Anyway, the cool stuff didn’t end there. The second presentation that got en-“graph”-ed (pun intended) into my brain, was the recommendation engine build for PDI. As a novice developer in PDI, common practices and general use, can be a steep learning curve. With the use of data science, and yes again, Neo4J, a recommendation engine was build, to hand out suggestions when building ETL. The main objective is to simplify the learning curve and help new developers get acquainted with the different elements that PDI holds. Pretty cool in its current use-case but let’s exaggerate a bit when I say “the crowd went wild”. It didn’t take too long for the developers in the room to see the potential it had. Not only for recommendation but also the idea of creating a graph storage for transformation and jobs, or even using it to enforce a certain “company-style” to new ETL-development.

Get graphic

I’m probably biased, since I’ve worked with Kettle and had a dab at Neo4j, but the final presentation that holds some food for thought, was the creation of a data lineage framework with Kettle and Neo4j.

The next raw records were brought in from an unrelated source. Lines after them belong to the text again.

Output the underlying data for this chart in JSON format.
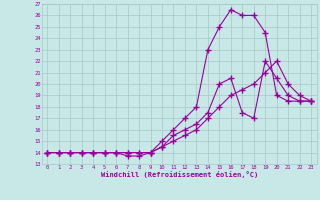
{
  "xlabel": "Windchill (Refroidissement éolien,°C)",
  "background_color": "#c8e8e8",
  "line_color": "#990099",
  "xlim": [
    -0.5,
    23.5
  ],
  "ylim": [
    13,
    27
  ],
  "xticks": [
    0,
    1,
    2,
    3,
    4,
    5,
    6,
    7,
    8,
    9,
    10,
    11,
    12,
    13,
    14,
    15,
    16,
    17,
    18,
    19,
    20,
    21,
    22,
    23
  ],
  "yticks": [
    13,
    14,
    15,
    16,
    17,
    18,
    19,
    20,
    21,
    22,
    23,
    24,
    25,
    26,
    27
  ],
  "line1_x": [
    0,
    1,
    2,
    3,
    4,
    5,
    6,
    7,
    8,
    9,
    10,
    11,
    12,
    13,
    14,
    15,
    16,
    17,
    18,
    19,
    20,
    21,
    22,
    23
  ],
  "line1_y": [
    14,
    14,
    14,
    14,
    14,
    14,
    14,
    13.7,
    13.7,
    14,
    14.5,
    15.5,
    16,
    16.5,
    17.5,
    20,
    20.5,
    17.5,
    17,
    22,
    20.5,
    19,
    18.5,
    18.5
  ],
  "line2_x": [
    0,
    1,
    2,
    3,
    4,
    5,
    6,
    7,
    8,
    9,
    10,
    11,
    12,
    13,
    14,
    15,
    16,
    17,
    18,
    19,
    20,
    21,
    22,
    23
  ],
  "line2_y": [
    14,
    14,
    14,
    14,
    14,
    14,
    14,
    14,
    14,
    14,
    15,
    16,
    17,
    18,
    23,
    25,
    26.5,
    26,
    26,
    24.5,
    19,
    18.5,
    18.5,
    18.5
  ],
  "line3_x": [
    0,
    1,
    2,
    3,
    4,
    5,
    6,
    7,
    8,
    9,
    10,
    11,
    12,
    13,
    14,
    15,
    16,
    17,
    18,
    19,
    20,
    21,
    22,
    23
  ],
  "line3_y": [
    14,
    14,
    14,
    14,
    14,
    14,
    14,
    14,
    14,
    14,
    14.5,
    15,
    15.5,
    16,
    17,
    18,
    19,
    19.5,
    20,
    21,
    22,
    20,
    19,
    18.5
  ]
}
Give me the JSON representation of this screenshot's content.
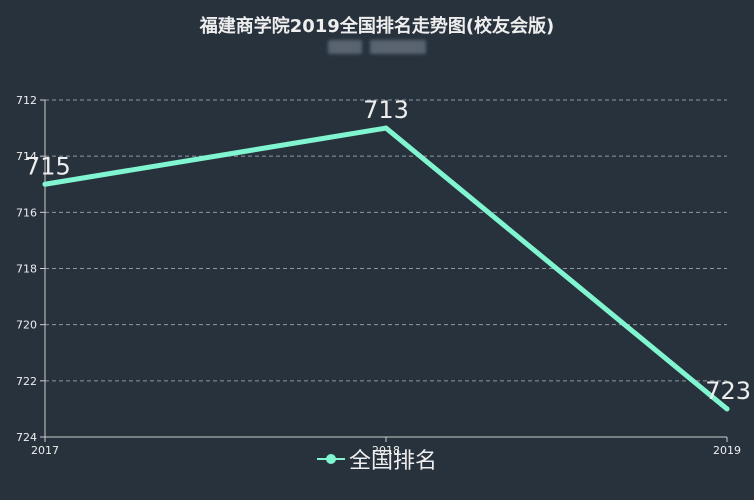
{
  "chart_data": {
    "type": "line",
    "title": "福建商学院2019全国排名走势图(校友会版)",
    "categories": [
      "2017",
      "2018",
      "2019"
    ],
    "series": [
      {
        "name": "全国排名",
        "values": [
          715,
          713,
          723
        ],
        "color": "#80f5d0"
      }
    ],
    "data_labels": [
      "715",
      "713",
      "723"
    ],
    "ylim": [
      712,
      724
    ],
    "y_inverted": true,
    "y_ticks": [
      "712",
      "714",
      "716",
      "718",
      "720",
      "722",
      "724"
    ],
    "grid": true,
    "legend_position": "bottom-center"
  },
  "theme": {
    "background": "#27323d",
    "text": "#eeeeee",
    "grid": "#aab2bb",
    "axis": "#cccccc"
  }
}
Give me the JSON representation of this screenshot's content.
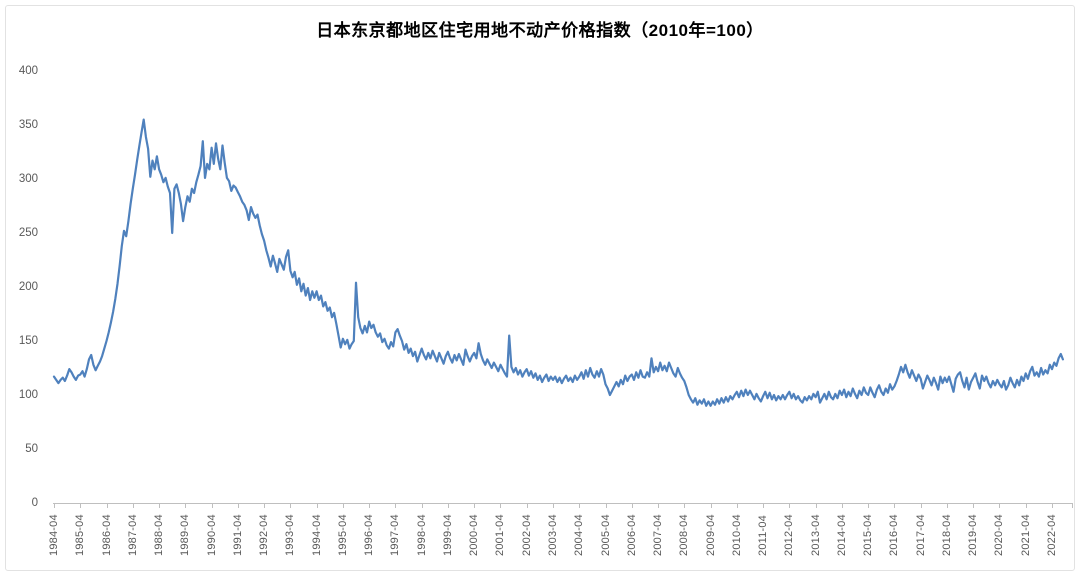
{
  "title": "日本东京都地区住宅用地不动产价格指数（2010年=100）",
  "chart_data": {
    "type": "line",
    "title": "日本东京都地区住宅用地不动产价格指数（2010年=100）",
    "xlabel": "",
    "ylabel": "",
    "ylim": [
      0,
      400
    ],
    "y_ticks": [
      0,
      50,
      100,
      150,
      200,
      250,
      300,
      350,
      400
    ],
    "x_tick_labels": [
      "1984-04",
      "1985-04",
      "1986-04",
      "1987-04",
      "1988-04",
      "1989-04",
      "1990-04",
      "1991-04",
      "1992-04",
      "1993-04",
      "1994-04",
      "1995-04",
      "1996-04",
      "1997-04",
      "1998-04",
      "1999-04",
      "2000-04",
      "2001-04",
      "2002-04",
      "2003-04",
      "2004-04",
      "2005-04",
      "2006-04",
      "2007-04",
      "2008-04",
      "2009-04",
      "2010-04",
      "2011-04",
      "2012-04",
      "2013-04",
      "2014-04",
      "2015-04",
      "2016-04",
      "2017-04",
      "2018-04",
      "2019-04",
      "2020-04",
      "2021-04",
      "2022-04"
    ],
    "x_start": "1984-04",
    "frequency": "monthly",
    "months_per_tick": 12,
    "grid": false,
    "legend": "none",
    "line_color": "#4F81BD",
    "axis_color": "#bfbfbf",
    "label_color": "#595959",
    "values": [
      117,
      114,
      111,
      114,
      116,
      113,
      118,
      124,
      121,
      117,
      114,
      118,
      119,
      122,
      117,
      124,
      133,
      137,
      128,
      123,
      127,
      131,
      136,
      143,
      150,
      158,
      167,
      177,
      189,
      203,
      220,
      238,
      252,
      247,
      261,
      277,
      291,
      304,
      318,
      331,
      343,
      355,
      339,
      328,
      302,
      317,
      309,
      321,
      309,
      304,
      297,
      301,
      293,
      287,
      250,
      291,
      295,
      287,
      277,
      261,
      274,
      284,
      279,
      291,
      287,
      297,
      304,
      312,
      335,
      301,
      314,
      309,
      329,
      314,
      333,
      319,
      309,
      331,
      315,
      301,
      298,
      289,
      294,
      292,
      288,
      284,
      279,
      276,
      271,
      262,
      274,
      268,
      264,
      267,
      257,
      249,
      243,
      234,
      227,
      219,
      229,
      222,
      214,
      226,
      221,
      216,
      228,
      234,
      215,
      209,
      214,
      202,
      208,
      196,
      203,
      192,
      199,
      188,
      196,
      190,
      196,
      188,
      192,
      182,
      186,
      178,
      181,
      172,
      176,
      166,
      155,
      144,
      152,
      147,
      151,
      143,
      147,
      150,
      204,
      172,
      162,
      157,
      164,
      158,
      168,
      162,
      165,
      158,
      154,
      157,
      149,
      152,
      146,
      143,
      149,
      145,
      158,
      161,
      155,
      150,
      142,
      147,
      139,
      143,
      136,
      140,
      131,
      137,
      143,
      137,
      133,
      139,
      134,
      141,
      136,
      131,
      139,
      134,
      129,
      136,
      140,
      134,
      130,
      137,
      132,
      138,
      133,
      128,
      142,
      136,
      131,
      136,
      139,
      134,
      148,
      138,
      132,
      128,
      133,
      129,
      125,
      130,
      126,
      122,
      128,
      124,
      120,
      117,
      155,
      126,
      121,
      125,
      119,
      123,
      117,
      121,
      124,
      118,
      122,
      116,
      120,
      114,
      118,
      112,
      116,
      119,
      113,
      117,
      114,
      117,
      112,
      116,
      111,
      115,
      118,
      113,
      116,
      112,
      118,
      114,
      117,
      121,
      115,
      123,
      117,
      125,
      119,
      116,
      122,
      117,
      124,
      119,
      110,
      106,
      100,
      104,
      108,
      112,
      108,
      114,
      110,
      118,
      113,
      117,
      119,
      114,
      121,
      116,
      123,
      117,
      116,
      121,
      117,
      134,
      121,
      126,
      122,
      130,
      123,
      127,
      122,
      130,
      125,
      120,
      117,
      125,
      120,
      116,
      113,
      107,
      100,
      96,
      93,
      97,
      91,
      95,
      92,
      96,
      90,
      94,
      90,
      94,
      91,
      96,
      92,
      97,
      93,
      98,
      94,
      99,
      96,
      100,
      103,
      98,
      104,
      99,
      105,
      100,
      104,
      100,
      96,
      101,
      97,
      94,
      99,
      103,
      97,
      102,
      96,
      100,
      95,
      99,
      96,
      100,
      96,
      100,
      103,
      97,
      101,
      96,
      99,
      95,
      93,
      98,
      95,
      99,
      96,
      101,
      98,
      103,
      93,
      97,
      101,
      96,
      103,
      98,
      96,
      101,
      97,
      104,
      100,
      105,
      98,
      103,
      99,
      106,
      101,
      97,
      104,
      100,
      107,
      102,
      100,
      107,
      102,
      98,
      105,
      109,
      103,
      100,
      106,
      102,
      110,
      105,
      108,
      113,
      119,
      126,
      121,
      128,
      121,
      116,
      123,
      118,
      113,
      119,
      115,
      106,
      112,
      118,
      114,
      109,
      116,
      111,
      105,
      117,
      111,
      116,
      112,
      117,
      110,
      103,
      115,
      119,
      121,
      113,
      107,
      116,
      105,
      112,
      116,
      120,
      112,
      106,
      118,
      113,
      117,
      111,
      107,
      113,
      109,
      114,
      110,
      107,
      113,
      105,
      109,
      116,
      111,
      107,
      114,
      109,
      117,
      113,
      120,
      115,
      122,
      126,
      118,
      121,
      117,
      125,
      119,
      123,
      120,
      128,
      124,
      130,
      127,
      134,
      138,
      133
    ]
  }
}
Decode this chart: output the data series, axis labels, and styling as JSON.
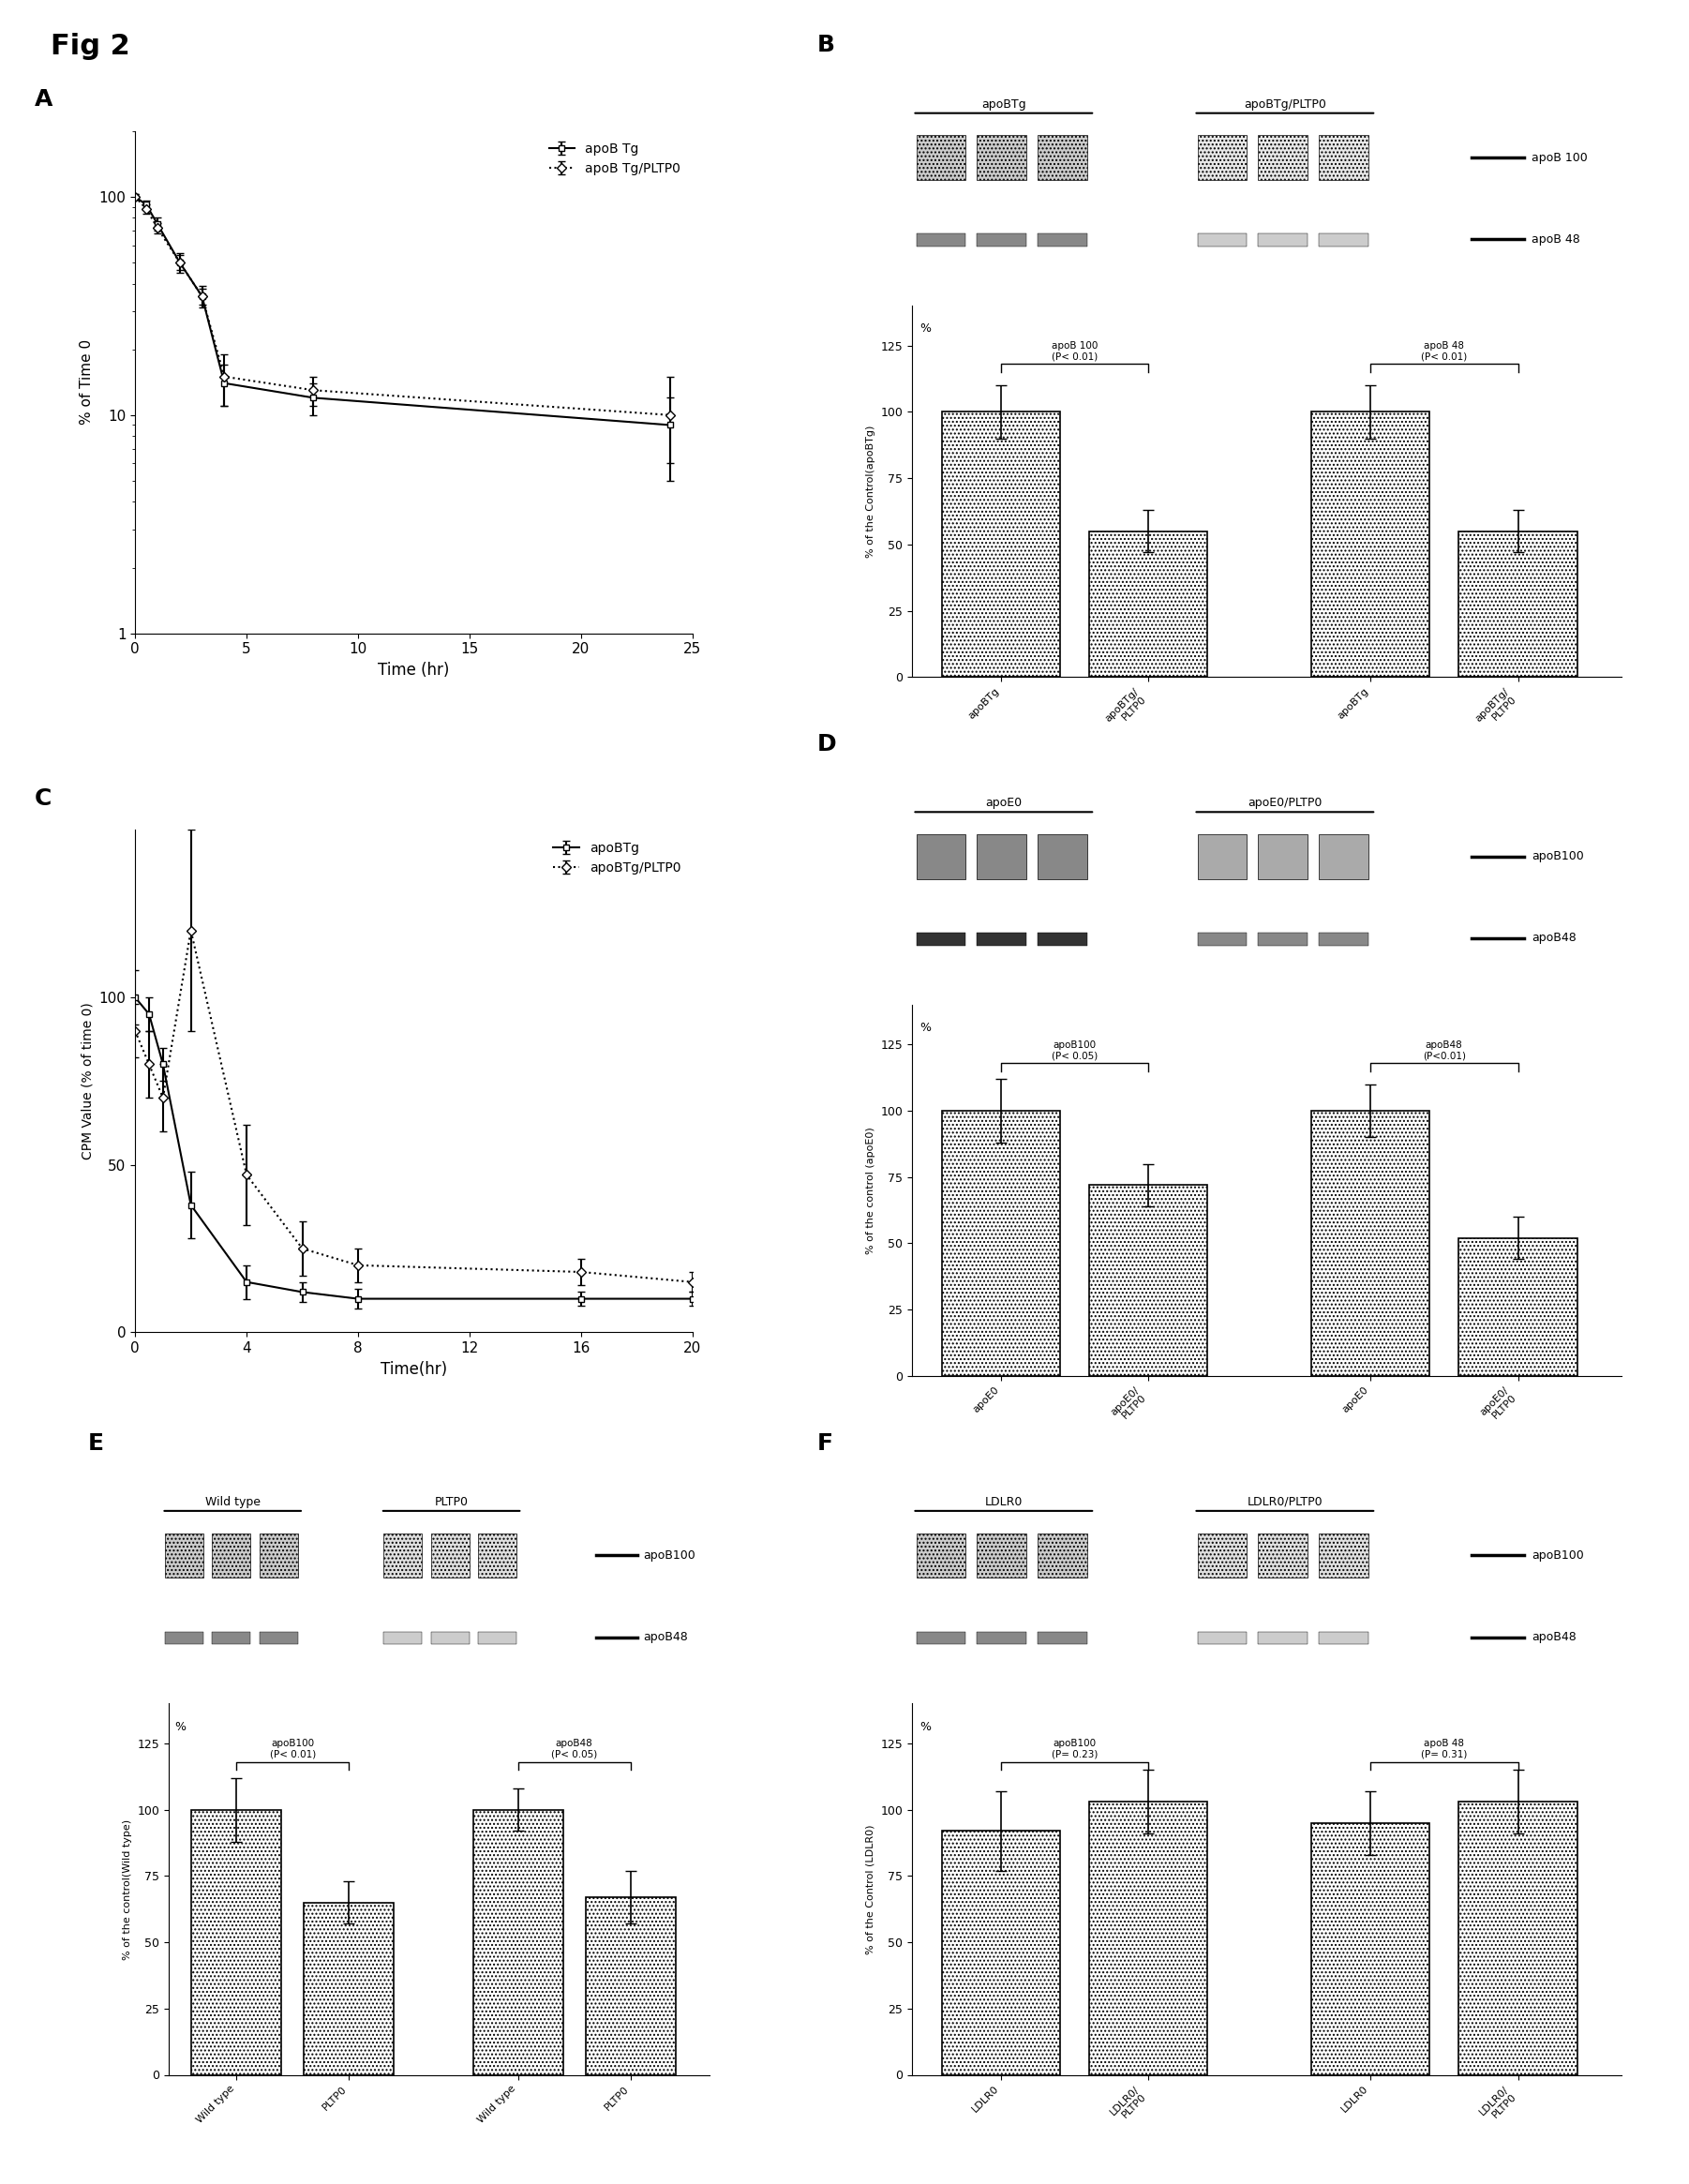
{
  "fig_label": "Fig 2",
  "panel_A": {
    "label": "A",
    "x_apoB_Tg": [
      0,
      0.5,
      1,
      2,
      3,
      4,
      8,
      24
    ],
    "y_apoB_Tg": [
      100,
      92,
      75,
      50,
      35,
      14,
      12,
      9
    ],
    "yerr_apoB_Tg": [
      3,
      4,
      5,
      5,
      4,
      3,
      2,
      3
    ],
    "x_apoB_Tg_PLTP0": [
      0,
      0.5,
      1,
      2,
      3,
      4,
      8,
      24
    ],
    "y_apoB_Tg_PLTP0": [
      100,
      88,
      72,
      50,
      35,
      15,
      13,
      10
    ],
    "yerr_apoB_Tg_PLTP0": [
      3,
      4,
      4,
      4,
      3,
      4,
      2,
      5
    ],
    "xlabel": "Time (hr)",
    "ylabel": "% of Time 0",
    "xlim": [
      0,
      25
    ],
    "ylim_log": [
      1,
      200
    ],
    "yticks": [
      1,
      10,
      100
    ],
    "xticks": [
      0,
      5,
      10,
      15,
      20,
      25
    ],
    "legend1": "apoB Tg",
    "legend2": "apoB Tg/PLTP0"
  },
  "panel_B": {
    "label": "B",
    "gel_label1": "apoBTg",
    "gel_label2": "apoBTg/PLTP0",
    "band_legend1": "apoB 100",
    "band_legend2": "apoB 48",
    "bar_values": [
      100,
      55,
      100,
      55
    ],
    "bar_errors": [
      10,
      8,
      10,
      8
    ],
    "bar_xlabels": [
      "apoBTg",
      "apoBTg/\nPLTP0",
      "apoBTg",
      "apoBTg/\nPLTP0"
    ],
    "title1": "apoB 100\n(P< 0.01)",
    "title2": "apoB 48\n(P< 0.01)",
    "ylabel": "% of the Control(apoBTg)",
    "ylim": [
      0,
      140
    ],
    "yticks": [
      0,
      25,
      50,
      75,
      100,
      125
    ]
  },
  "panel_C": {
    "label": "C",
    "x_apoB_Tg": [
      0,
      0.5,
      1,
      2,
      4,
      6,
      8,
      16,
      20
    ],
    "y_apoB_Tg": [
      100,
      95,
      80,
      38,
      15,
      12,
      10,
      10,
      10
    ],
    "yerr_apoB_Tg": [
      8,
      5,
      5,
      10,
      5,
      3,
      3,
      2,
      2
    ],
    "x_apoB_Tg_PLTP0": [
      0,
      0.5,
      1,
      2,
      4,
      6,
      8,
      16,
      20
    ],
    "y_apoB_Tg_PLTP0": [
      90,
      80,
      70,
      120,
      47,
      25,
      20,
      18,
      15
    ],
    "yerr_apoB_Tg_PLTP0": [
      8,
      10,
      10,
      30,
      15,
      8,
      5,
      4,
      3
    ],
    "xlabel": "Time(hr)",
    "ylabel": "CPM Value (% of time 0)",
    "xlim": [
      0,
      20
    ],
    "ylim": [
      0,
      150
    ],
    "yticks": [
      0,
      50,
      100
    ],
    "xticks": [
      0,
      4,
      8,
      12,
      16,
      20
    ],
    "legend1": "apoBTg",
    "legend2": "apoBTg/PLTP0"
  },
  "panel_D": {
    "label": "D",
    "gel_label1": "apoE0",
    "gel_label2": "apoE0/PLTP0",
    "band_legend1": "apoB100",
    "band_legend2": "apoB48",
    "bar_values": [
      100,
      72,
      100,
      52
    ],
    "bar_errors": [
      12,
      8,
      10,
      8
    ],
    "bar_xlabels": [
      "apoE0",
      "apoE0/\nPLTP0",
      "apoE0",
      "apoE0/\nPLTP0"
    ],
    "title1": "apoB100\n(P< 0.05)",
    "title2": "apoB48\n(P<0.01)",
    "ylabel": "% of the control (apoE0)",
    "ylim": [
      0,
      140
    ],
    "yticks": [
      0,
      25,
      50,
      75,
      100,
      125
    ]
  },
  "panel_E": {
    "label": "E",
    "gel_label1": "Wild type",
    "gel_label2": "PLTP0",
    "band_legend1": "apoB100",
    "band_legend2": "apoB48",
    "bar_values": [
      100,
      65,
      100,
      67
    ],
    "bar_errors": [
      12,
      8,
      8,
      10
    ],
    "bar_xlabels": [
      "Wild type",
      "PLTP0",
      "Wild type",
      "PLTP0"
    ],
    "title1": "apoB100\n(P< 0.01)",
    "title2": "apoB48\n(P< 0.05)",
    "ylabel": "% of the control(Wild type)",
    "ylim": [
      0,
      140
    ],
    "yticks": [
      0,
      25,
      50,
      75,
      100,
      125
    ]
  },
  "panel_F": {
    "label": "F",
    "gel_label1": "LDLR0",
    "gel_label2": "LDLR0/PLTP0",
    "band_legend1": "apoB100",
    "band_legend2": "apoB48",
    "bar_values": [
      92,
      103,
      95,
      103
    ],
    "bar_errors": [
      15,
      12,
      12,
      12
    ],
    "bar_xlabels": [
      "LDLR0",
      "LDLR0/\nPLTP0",
      "LDLR0",
      "LDLR0/\nPLTP0"
    ],
    "title1": "apoB100\n(P= 0.23)",
    "title2": "apoB 48\n(P= 0.31)",
    "ylabel": "% of the Control (LDLR0)",
    "ylim": [
      0,
      140
    ],
    "yticks": [
      0,
      25,
      50,
      75,
      100,
      125
    ]
  }
}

Every developer knows the pain of starting at a new project and having zero to none documentation. Vice versa, each business owner knows the pain of having to spend a number of days (and money) on getting a new developer up to speed. So what if you could store your ETL and database structure as a graph? Enabling you to simply query all the information you need. Being able to find which column is situated in which database and which table and even seeing in which ETL-structure the columns is referenced. I’m pretty sure you’re all drooling over the idea and I can’t blame you, so was I.

In conclusion, the first KCM brought to light a few interesting topics and some cool new stuff to learn. It might not hold the complete, historical and famous grandeur of the previous PCM-editions, but it’s the yellow brick road to an improved city of Oz.